One of my Minitels (the one that I modified a few years ago to run new firmware) started having power supply problems: the LED was on but nothing else was working. I suspected that the main power/CRT board needed new capacitors and so I recapped it:
Alas, despite some of the older capacitors measuring poorly compared to their specs, that wasn't the problem and so I need to go deeper. The only problem is there are a ton of nasty voltages on this board. Notably the 230V AC input and then the tens of kilovolts generated for the CRT.
Also the board seems to have a short somewhere.
So, it's time to a dim bulb current limiter. Which I didn't have. So I made one. Here it is:
It's a remarkably simple device which plugs into a standard power outlet (230V AC) and puts a lightbulb in series with one of the connections. The two wires coming in then go to a standard socket. Thus you plug your device (e.g. my Minitel) into the socket and the lightbulb limits the current.
These things were super common in the past for anyone working with mains voltages.
Works great if you have an incandescent bulb at, say, 100W. A 100W bulb on 230V AC would have a current running through it of I = V/P -> I = 100/230 (approximately 430mA). Limiting the current that way means you're less likely to damage the device you're working on if there's a short. Naturally, using a different bulb would give you a different current. 60W would give you around 230mA. 150W around 650mA.
As the Minitel's input fuse is 630mA, my current limiter will keep things well under its blowing current. Also, if there's a complete short then the bulb will glow brightly.
Here's a look inside:
Power comes in at the top, and goes to a DPST switch. I'm using DPST because it's not easy to know which input wire is live and which is neutral because the European Schuko/Type F plug/socket is not polarized and I like knowing that when I switch something off, it's off! And the DPST has an integrated lamp that gives me a visual reminder that it's on.

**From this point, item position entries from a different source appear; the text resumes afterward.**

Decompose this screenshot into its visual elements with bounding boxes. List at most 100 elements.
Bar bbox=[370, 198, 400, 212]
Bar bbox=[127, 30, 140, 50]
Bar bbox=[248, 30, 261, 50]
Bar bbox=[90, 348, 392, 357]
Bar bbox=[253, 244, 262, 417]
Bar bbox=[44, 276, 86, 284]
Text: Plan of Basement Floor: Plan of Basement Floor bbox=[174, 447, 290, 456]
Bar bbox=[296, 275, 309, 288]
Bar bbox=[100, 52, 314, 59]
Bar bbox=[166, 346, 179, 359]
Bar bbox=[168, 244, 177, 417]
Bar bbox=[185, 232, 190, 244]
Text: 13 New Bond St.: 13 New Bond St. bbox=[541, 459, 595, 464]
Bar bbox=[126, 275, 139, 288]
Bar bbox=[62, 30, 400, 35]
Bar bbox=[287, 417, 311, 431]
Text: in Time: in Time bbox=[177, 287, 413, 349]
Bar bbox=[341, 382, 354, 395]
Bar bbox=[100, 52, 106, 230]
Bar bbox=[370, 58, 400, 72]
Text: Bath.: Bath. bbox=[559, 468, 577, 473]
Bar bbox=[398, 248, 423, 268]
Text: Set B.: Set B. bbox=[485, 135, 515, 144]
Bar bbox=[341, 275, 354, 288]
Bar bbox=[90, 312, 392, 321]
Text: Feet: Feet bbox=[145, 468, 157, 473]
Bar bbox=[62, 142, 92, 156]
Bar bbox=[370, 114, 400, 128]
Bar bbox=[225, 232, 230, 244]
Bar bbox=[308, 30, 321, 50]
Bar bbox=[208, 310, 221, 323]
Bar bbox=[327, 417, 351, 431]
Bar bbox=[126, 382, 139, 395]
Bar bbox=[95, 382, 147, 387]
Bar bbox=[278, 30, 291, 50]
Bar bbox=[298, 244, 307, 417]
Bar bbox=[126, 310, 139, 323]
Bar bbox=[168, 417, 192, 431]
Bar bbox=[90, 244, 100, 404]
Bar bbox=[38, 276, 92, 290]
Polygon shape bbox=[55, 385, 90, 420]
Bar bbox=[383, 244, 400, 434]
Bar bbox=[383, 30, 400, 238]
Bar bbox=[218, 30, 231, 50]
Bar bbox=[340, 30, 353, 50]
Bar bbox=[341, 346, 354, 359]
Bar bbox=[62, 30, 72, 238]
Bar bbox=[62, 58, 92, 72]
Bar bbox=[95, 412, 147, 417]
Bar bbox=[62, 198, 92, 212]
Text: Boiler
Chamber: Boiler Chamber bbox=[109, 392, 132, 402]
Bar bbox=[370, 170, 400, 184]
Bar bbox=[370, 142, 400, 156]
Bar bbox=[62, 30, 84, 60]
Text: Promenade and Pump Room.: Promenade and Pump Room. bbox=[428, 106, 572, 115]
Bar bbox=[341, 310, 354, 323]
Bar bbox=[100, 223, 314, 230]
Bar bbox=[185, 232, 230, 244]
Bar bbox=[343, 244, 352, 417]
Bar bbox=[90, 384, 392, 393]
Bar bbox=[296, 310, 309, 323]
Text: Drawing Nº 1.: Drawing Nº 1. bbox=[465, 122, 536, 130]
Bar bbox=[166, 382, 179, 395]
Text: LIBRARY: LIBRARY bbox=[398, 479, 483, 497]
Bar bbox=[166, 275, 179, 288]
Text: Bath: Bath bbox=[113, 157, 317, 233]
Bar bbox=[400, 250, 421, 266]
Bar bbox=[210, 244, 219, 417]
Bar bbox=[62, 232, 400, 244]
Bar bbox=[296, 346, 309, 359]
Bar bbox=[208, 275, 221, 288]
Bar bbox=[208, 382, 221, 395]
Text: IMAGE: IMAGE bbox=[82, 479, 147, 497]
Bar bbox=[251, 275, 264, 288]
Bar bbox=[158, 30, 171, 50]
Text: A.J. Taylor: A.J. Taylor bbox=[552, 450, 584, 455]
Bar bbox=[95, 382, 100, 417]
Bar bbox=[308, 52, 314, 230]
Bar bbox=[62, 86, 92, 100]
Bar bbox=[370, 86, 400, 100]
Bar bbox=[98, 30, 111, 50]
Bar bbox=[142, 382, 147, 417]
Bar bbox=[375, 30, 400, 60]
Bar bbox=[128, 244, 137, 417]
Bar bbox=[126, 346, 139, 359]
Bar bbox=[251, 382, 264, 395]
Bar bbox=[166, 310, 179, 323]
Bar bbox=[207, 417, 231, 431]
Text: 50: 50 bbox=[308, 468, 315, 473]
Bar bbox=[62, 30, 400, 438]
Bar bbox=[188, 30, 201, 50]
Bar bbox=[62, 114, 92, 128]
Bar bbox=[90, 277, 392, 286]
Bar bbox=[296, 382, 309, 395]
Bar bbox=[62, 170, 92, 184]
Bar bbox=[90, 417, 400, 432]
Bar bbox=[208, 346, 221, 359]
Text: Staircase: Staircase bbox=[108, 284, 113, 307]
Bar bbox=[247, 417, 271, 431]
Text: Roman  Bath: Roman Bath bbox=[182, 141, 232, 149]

Because local power sockets aren't polarised, the power strip I am using for my bench gear uses DPST switches for each socket. It's relatively hard to find one that does this (and says it does). Thanks, Brennenstuhl!
But I digress.
To make my dim bulb current limiter do the right thing, I need a 100W incandescent bulb. These have been on their way to oblivion in the EU since 2009 and were, I believe, eliminated for home use in 2016. It is still possible to buy them, labelled for "industrial use", from some locations.
So, that limits the current and protects the device I'm working on, but what about protecting me. For that, I pair it with an isolating transformer. If you're not familiar with this then here's the basics. In a house the neutral line is connected to ground (typically at the point at which power comes into your house). This means that the 230V coming out the live wire is relative to ground. If I touch it the power will flow through me to ground.
The isolating transformer eliminates the link between live, neutral and ground. It's still outputting 230V but that voltage isn't relative to ground and so I won't get a shock if I touch one of the wires coming from the transformer's socket. Of course, touching both would send 230V through me.
So, having built that I can go back to understanding why my Minitel isn't powering on.